Information regarding systemic delivery of cannabinoids through transdermal routes is sparse. The purpose of this study was to determine pharmacokinetics of transdermal administration of a low-THC Cannabis sativa extract in healthy dogs. Results showed that CBDA and THCA were absorbed better systemically than CBD or THC.

White Paper

Phytocannabinoids, such as CBD, are thought to be an effective means of addressing anxiety in dogs, but there is a lack of evidence to support this, aside from a myriad of anecdotal reports of success. this open label pilot study is the first to objectively evaluate the success of minimizing clinical anxiety in dogs using a CBD and CBDA-rich hemp product. The results of the study showed that 83% (20/24) dogs responded positively and had decreased stress or anxiety-related behaviors according to owners. 60% of pet owners reported the effects lasting 1-6 hours, with a peak of onset between 0.5-2 hours. Based on the success of this pilot study another study is being conducted to determine effects on long-term separation anxiety.

Veterinary Medicine Reports (VMR)

29 commercially available products were analyzed that were using low-THC Cannabis sativa extracts in their production of supplements. All products were tested for major cannabinoids including cannabidiol (CBD), ∆9-tetrahydrocannabinol (THC), cannabigerol (CBG), and other minor cannabinoids, as well as their carboxylic acid derivatives (CBDA, THCA, CBGA) using an ISO/IEC 17025 certified laboratory. Products were also tested for major terpenes and heavy metals to understand constituents in the hemp plants being extracted and distributed. The products analyzed had highly variable concentrations of CBD or total cannabinoids with only 18 of 29 being appropriately labeled according to current FDA non-medication, non-dietary supplement or non-food guidelines.
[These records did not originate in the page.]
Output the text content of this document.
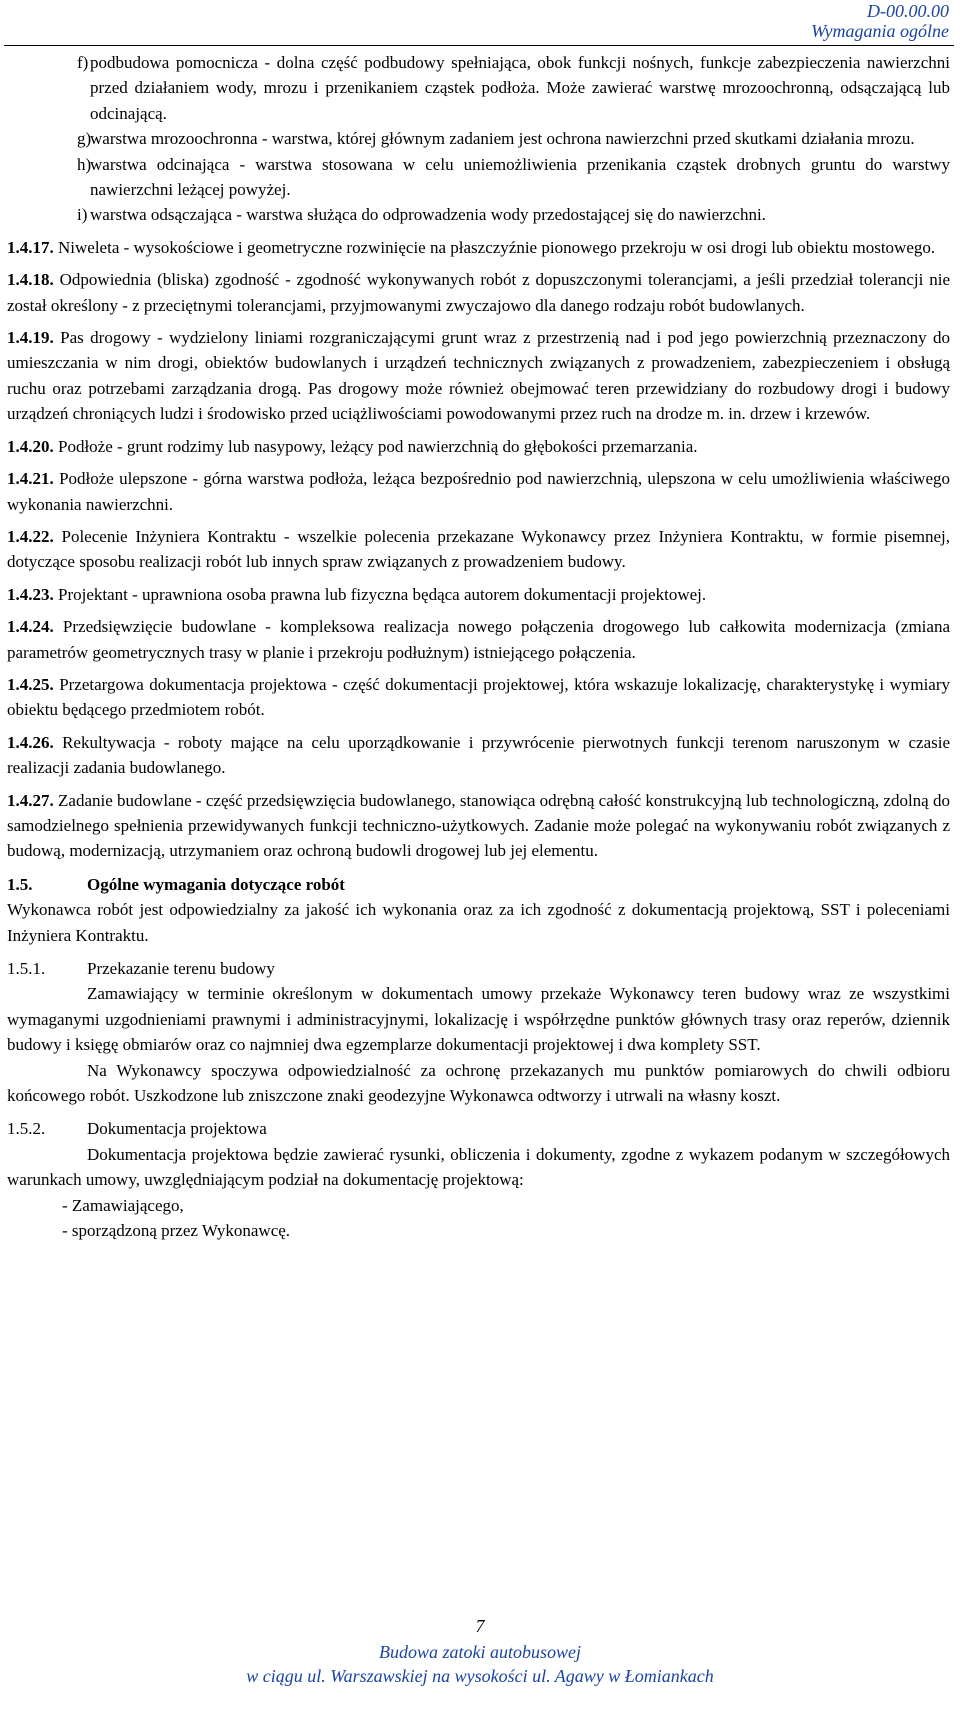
D-00.00.00
Wymagania ogólne
f) podbudowa pomocnicza - dolna część podbudowy spełniająca, obok funkcji nośnych, funkcje zabezpieczenia nawierzchni przed działaniem wody, mrozu i przenikaniem cząstek podłoża. Może zawierać warstwę mrozoochronną, odsączającą lub odcinającą.

g)

warstwa mrozoochronna - warstwa, której głównym zadaniem jest ochrona nawierzchni przed skutkami działania mrozu.

h)

warstwa odcinająca - warstwa stosowana w celu uniemożliwienia przenikania cząstek drobnych gruntu do warstwy nawierzchni leżącej powyżej.

i) warstwa odsączająca - warstwa służąca do odprowadzenia wody przedostającej się do nawierzchni.

1.4.17. Niweleta - wysokościowe i geometryczne rozwinięcie na płaszczyźnie pionowego przekroju w osi drogi lub obiektu mostowego.

1.4.18. Odpowiednia (bliska) zgodność - zgodność wykonywanych robót z dopuszczonymi tolerancjami, a jeśli przedział tolerancji nie został określony - z przeciętnymi tolerancjami, przyjmowanymi zwyczajowo dla danego rodzaju robót budowlanych.

1.4.19. Pas drogowy - wydzielony liniami rozgraniczającymi grunt wraz z przestrzenią nad i pod jego powierzchnią przeznaczony do umieszczania w nim drogi, obiektów budowlanych i urządzeń technicznych związanych z prowadzeniem, zabezpieczeniem i obsługą ruchu oraz potrzebami zarządzania drogą. Pas drogowy może również obejmować teren przewidziany do rozbudowy drogi i budowy urządzeń chroniących ludzi i środowisko przed uciążliwościami powodowanymi przez ruch na drodze m. in. drzew i krzewów.

1.4.20. Podłoże - grunt rodzimy lub nasypowy, leżący pod nawierzchnią do głębokości przemarzania.

1.4.21. Podłoże ulepszone - górna warstwa podłoża, leżąca bezpośrednio pod nawierzchnią, ulepszona w celu umożliwienia właściwego wykonania nawierzchni.

1.4.22. Polecenie Inżyniera Kontraktu - wszelkie polecenia przekazane Wykonawcy przez Inżyniera Kontraktu, w formie pisemnej, dotyczące sposobu realizacji robót lub innych spraw związanych z prowadzeniem budowy.

1.4.23. Projektant - uprawniona osoba prawna lub fizyczna będąca autorem dokumentacji projektowej.

1.4.24. Przedsięwzięcie budowlane - kompleksowa realizacja nowego połączenia drogowego lub całkowita modernizacja (zmiana parametrów geometrycznych trasy w planie i przekroju podłużnym) istniejącego połączenia.

1.4.25. Przetargowa dokumentacja projektowa - część dokumentacji projektowej, która wskazuje lokalizację, charakterystykę i wymiary obiektu będącego przedmiotem robót.

1.4.26. Rekultywacja - roboty mające na celu uporządkowanie i przywrócenie pierwotnych funkcji terenom naruszonym w czasie realizacji zadania budowlanego.

1.4.27. Zadanie budowlane - część przedsięwzięcia budowlanego, stanowiąca odrębną całość konstrukcyjną lub technologiczną, zdolną do samodzielnego spełnienia przewidywanych funkcji techniczno-użytkowych. Zadanie może polegać na wykonywaniu robót związanych z budową, modernizacją, utrzymaniem oraz ochroną budowli drogowej lub jej elementu.

1.5.	Ogólne wymagania dotyczące robót

Wykonawca robót jest odpowiedzialny za jakość ich wykonania oraz za ich zgodność z dokumentacją projektową, SST i poleceniami Inżyniera Kontraktu.

1.5.1. Przekazanie terenu budowy

Zamawiający w terminie określonym w dokumentach umowy przekaże Wykonawcy teren budowy wraz ze wszystkimi wymaganymi uzgodnieniami prawnymi i administracyjnymi, lokalizację i współrzędne punktów głównych trasy oraz reperów, dziennik budowy i księgę obmiarów oraz co najmniej dwa egzemplarze dokumentacji projektowej i dwa komplety SST.

Na Wykonawcy spoczywa odpowiedzialność za ochronę przekazanych mu punktów pomiarowych do chwili odbioru końcowego robót. Uszkodzone lub zniszczone znaki geodezyjne Wykonawca odtworzy i utrwali na własny koszt.

1.5.2. Dokumentacja projektowa

Dokumentacja projektowa będzie zawierać rysunki, obliczenia i dokumenty, zgodne z wykazem podanym w szczegółowych warunkach umowy, uwzględniającym podział na dokumentację projektową:

- Zamawiającego,

- sporządzoną przez Wykonawcę.

7
Budowa zatoki autobusowej
w ciągu ul. Warszawskiej na wysokości ul. Agawy w Łomiankach
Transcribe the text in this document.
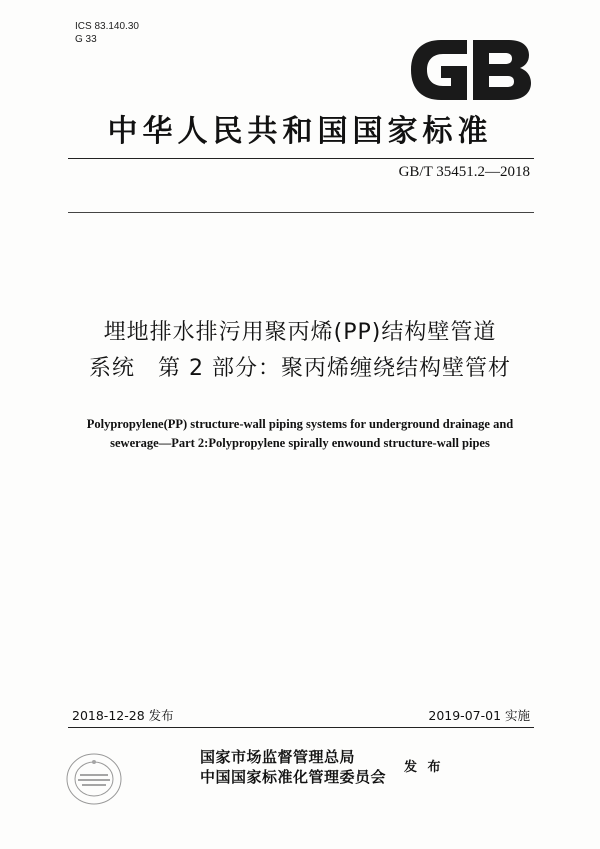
ICS 83.140.30
G 33
中华人民共和国国家标准
GB/T 35451.2—2018
埋地排水排污用聚丙烯(PP)结构壁管道
系统　第 2 部分：聚丙烯缠绕结构壁管材
Polypropylene(PP) structure-wall piping systems for underground drainage and
sewerage—Part 2:Polypropylene spirally enwound structure-wall pipes
2018-12-28 发布	2019-07-01 实施
国家市场监督管理总局
中国国家标准化管理委员会
发 布
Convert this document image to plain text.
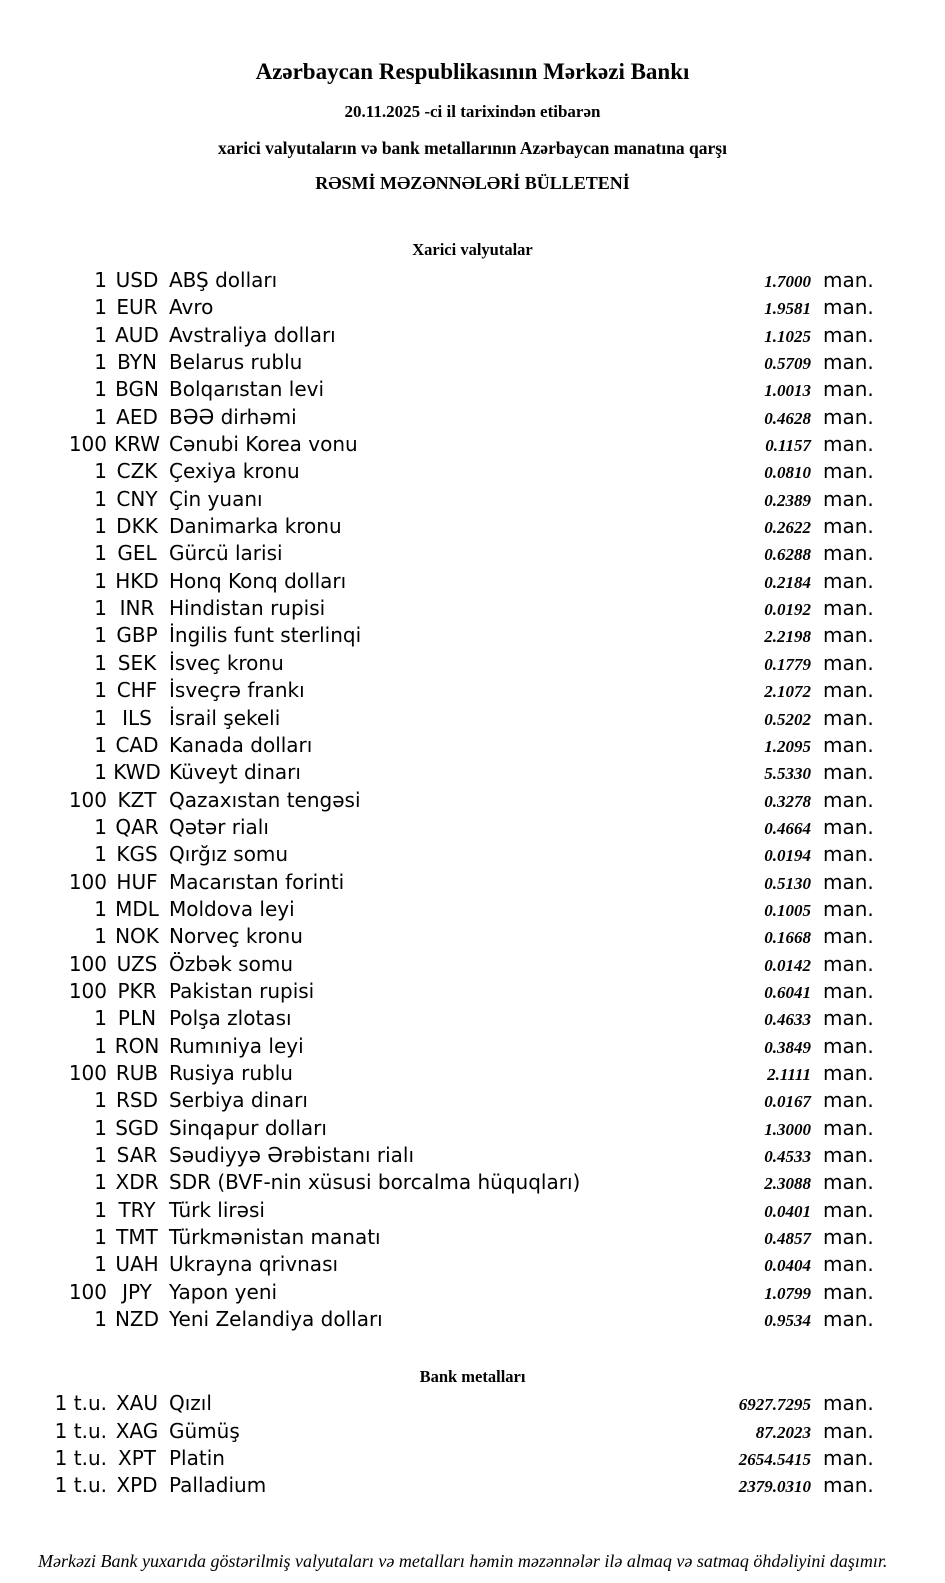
Azərbaycan Respublikasının Mərkəzi Bankı
20.11.2025 -ci il tarixindən etibarən
xarici valyutaların və bank metallarının Azərbaycan manatına qarşı
RƏSMİ MƏZƏNNƏLƏRİ BÜLLETENİ
Xarici valyutalar
1 USD ABŞ dolları	1.7000 man.
1 EUR Avro	1.9581 man.
1 AUD Avstraliya dolları	1.1025 man.
1 BYN Belarus rublu	0.5709 man.
1 BGN Bolqarıstan levi	1.0013 man.
1 AED BƏƏ dirhəmi	0.4628 man.
100 KRW Cənubi Korea vonu	0.1157 man.
1 CZK Çexiya kronu	0.0810 man.
1 CNY Çin yuanı	0.2389 man.
1 DKK Danimarka kronu	0.2622 man.
1 GEL Gürcü larisi	0.6288 man.
1 HKD Honq Konq dolları	0.2184 man.
1 INR Hindistan rupisi	0.0192 man.
1 GBP İngilis funt sterlinqi	2.2198 man.
1 SEK İsveç kronu	0.1779 man.
1 CHF İsveçrə frankı	2.1072 man.
1 ILS İsrail şekeli	0.5202 man.
1 CAD Kanada dolları	1.2095 man.
1 KWD Küveyt dinarı	5.5330 man.
100 KZT Qazaxıstan tengəsi	0.3278 man.
1 QAR Qətər rialı	0.4664 man.
1 KGS Qırğız somu	0.0194 man.
100 HUF Macarıstan forinti	0.5130 man.
1 MDL Moldova leyi	0.1005 man.
1 NOK Norveç kronu	0.1668 man.
100 UZS Özbək somu	0.0142 man.
100 PKR Pakistan rupisi	0.6041 man.
1 PLN Polşa zlotası	0.4633 man.
1 RON Rumıniya leyi	0.3849 man.
100 RUB Rusiya rublu	2.1111 man.
1 RSD Serbiya dinarı	0.0167 man.
1 SGD Sinqapur dolları	1.3000 man.
1 SAR Səudiyyə Ərəbistanı rialı	0.4533 man.
1 XDR SDR (BVF-nin xüsusi borcalma hüquqları)	2.3088 man.
1 TRY Türk lirəsi	0.0401 man.
1 TMT Türkmənistan manatı	0.4857 man.
1 UAH Ukrayna qrivnası	0.0404 man.
100 JPY Yapon yeni	1.0799 man.
1 NZD Yeni Zelandiya dolları	0.9534 man.
Bank metalları
1 t.u. XAU Qızıl	6927.7295 man.
1 t.u. XAG Gümüş	87.2023 man.
1 t.u. XPT Platin	2654.5415 man.
1 t.u. XPD Palladium	2379.0310 man.
Mərkəzi Bank yuxarıda göstərilmiş valyutaları və metalları həmin məzənnələr ilə almaq və satmaq öhdəliyini daşımır.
The purpose of this study was to determine the single-dose oral pharmacokinetics of CBD, and to provide a preliminary assessment of safety and adverse effects during 12-week every 12 hour administration using a hemp-based product at a dose of 2 mg/kg in healthy dogs and cats.  Cats appear to absorb or eliminate CBD differently than dogs, showing lower serum concentrations and adverse effects of excessive licking and head-shaking during oil administration. More importantly physical examination and monthly bloodwork showed no alteration in transaminase enzymes with chronic consumption.

Frontiers in Veterinary Science

The objectives of this study were to determine basic oral pharmacokinetics which determined dosing of 2 mg/kg for a randomized placebo controlled cross over clinical investigation using a CBD/CBDA rich hemp extract. In the clinical study of dogs with moderate to severe OA for 4 weeks, no side effects were reported by owners, however, serum chemistry showed an increase in alkaline phosphatase during CBD treatment (p < 0.01). more importantly there was an analgesic effect with over 80% of dogs showing significant improvement in OA symptoms when treated with CBD:CBDA.